The legal battle dates to 2918, when Sinclair sued Mashable parent company Ziff Davis for allegedly embedding an Instagram photo from her account in a March 2016 piece about female photographers. Mashable allegedly embedded the photo without Sinclair's permission after she rejected the company's offer to license the photo for $50.

Wood found that Sinclair agreed to allow Mashable (and presumably any other publisher) to embed the photo by uploading it to Instagram and designating it “public.”

But Sinclair contends in her new papers that Mashable essentially forfeited its right to sublicense the photo by allegedly violating Instagram's policies. Those policies, according to Sinclair, required sublicensees such as Mashable to honor restrictions that Instagram users placed on their photos.

“Plaintiff expressly denied any license for her photo’s use in the Mashable article,” lawyers for Sinclair write in their new motion. “When Mashable went ahead and used Plaintiff’s photo in the article anyway, it violated Instagram’s ... Platform Policies and should have automatically terminated Mashable’s sub-licensing rights to the photo.”

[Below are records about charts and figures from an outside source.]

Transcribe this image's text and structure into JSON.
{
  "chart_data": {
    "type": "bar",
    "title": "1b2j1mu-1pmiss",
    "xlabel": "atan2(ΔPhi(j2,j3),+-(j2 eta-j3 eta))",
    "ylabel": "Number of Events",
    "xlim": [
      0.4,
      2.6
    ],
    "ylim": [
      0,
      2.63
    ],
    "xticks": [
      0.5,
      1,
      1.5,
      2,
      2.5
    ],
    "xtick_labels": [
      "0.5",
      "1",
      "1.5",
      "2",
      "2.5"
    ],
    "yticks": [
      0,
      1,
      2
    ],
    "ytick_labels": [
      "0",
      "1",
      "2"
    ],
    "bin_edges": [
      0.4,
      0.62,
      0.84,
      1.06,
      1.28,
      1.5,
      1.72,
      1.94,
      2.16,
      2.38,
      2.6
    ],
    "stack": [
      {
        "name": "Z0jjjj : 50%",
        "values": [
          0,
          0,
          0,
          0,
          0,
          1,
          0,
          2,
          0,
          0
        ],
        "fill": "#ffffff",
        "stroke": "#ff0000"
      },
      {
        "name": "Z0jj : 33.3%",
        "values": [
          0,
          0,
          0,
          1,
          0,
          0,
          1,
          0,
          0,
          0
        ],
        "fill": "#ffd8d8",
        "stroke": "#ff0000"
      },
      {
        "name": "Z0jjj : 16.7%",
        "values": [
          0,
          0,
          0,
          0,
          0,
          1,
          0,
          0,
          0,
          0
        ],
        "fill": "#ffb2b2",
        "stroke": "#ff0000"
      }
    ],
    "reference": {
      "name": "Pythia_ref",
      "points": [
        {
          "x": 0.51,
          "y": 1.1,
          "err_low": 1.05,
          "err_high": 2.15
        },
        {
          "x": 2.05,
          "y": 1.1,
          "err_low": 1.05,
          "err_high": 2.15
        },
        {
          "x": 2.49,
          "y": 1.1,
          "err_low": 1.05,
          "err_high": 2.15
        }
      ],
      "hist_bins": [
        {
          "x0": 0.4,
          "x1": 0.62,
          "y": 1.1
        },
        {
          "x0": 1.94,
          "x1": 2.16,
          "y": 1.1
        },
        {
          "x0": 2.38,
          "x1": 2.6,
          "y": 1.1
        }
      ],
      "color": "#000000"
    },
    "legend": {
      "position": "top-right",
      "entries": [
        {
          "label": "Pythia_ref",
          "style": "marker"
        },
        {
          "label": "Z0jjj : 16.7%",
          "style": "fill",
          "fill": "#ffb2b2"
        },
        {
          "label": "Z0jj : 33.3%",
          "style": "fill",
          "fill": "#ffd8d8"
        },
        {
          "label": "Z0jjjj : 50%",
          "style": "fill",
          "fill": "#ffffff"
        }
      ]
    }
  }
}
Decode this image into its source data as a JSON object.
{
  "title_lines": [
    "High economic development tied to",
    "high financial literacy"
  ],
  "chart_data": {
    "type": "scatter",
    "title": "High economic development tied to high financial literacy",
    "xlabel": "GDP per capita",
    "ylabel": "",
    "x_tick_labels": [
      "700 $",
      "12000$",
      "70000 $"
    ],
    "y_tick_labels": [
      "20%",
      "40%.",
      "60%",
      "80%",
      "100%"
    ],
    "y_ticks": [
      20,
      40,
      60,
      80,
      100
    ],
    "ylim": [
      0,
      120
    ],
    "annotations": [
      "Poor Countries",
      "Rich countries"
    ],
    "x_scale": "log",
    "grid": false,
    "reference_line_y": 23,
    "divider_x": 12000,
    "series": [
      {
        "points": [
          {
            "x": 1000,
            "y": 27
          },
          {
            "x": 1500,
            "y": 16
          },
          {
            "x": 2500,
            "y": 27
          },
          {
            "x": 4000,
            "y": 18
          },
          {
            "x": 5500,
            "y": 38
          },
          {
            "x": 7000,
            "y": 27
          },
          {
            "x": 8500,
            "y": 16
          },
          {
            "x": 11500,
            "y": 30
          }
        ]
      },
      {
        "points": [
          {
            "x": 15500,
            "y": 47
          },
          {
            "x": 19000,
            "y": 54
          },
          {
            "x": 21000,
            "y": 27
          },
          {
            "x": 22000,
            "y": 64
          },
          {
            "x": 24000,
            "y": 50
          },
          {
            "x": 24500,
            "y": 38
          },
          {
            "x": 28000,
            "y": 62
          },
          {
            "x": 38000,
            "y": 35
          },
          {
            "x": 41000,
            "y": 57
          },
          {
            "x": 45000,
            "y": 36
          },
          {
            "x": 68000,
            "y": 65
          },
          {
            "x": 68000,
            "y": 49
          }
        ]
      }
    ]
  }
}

Sinclair also contends that Mashable didn't prove that Sinclair accepted Instagram's terms of service when she downloaded the service as a mobile app in 2012.

“There is no proof in the record that she affirmatively consented to the 2012 Instagram (terms of use) in a manner that is acceptable under California law, and denies she may be bound,” her lawyers write.

Wood hasn't yet indicated whether she will hold a hearing on Sinclair's request.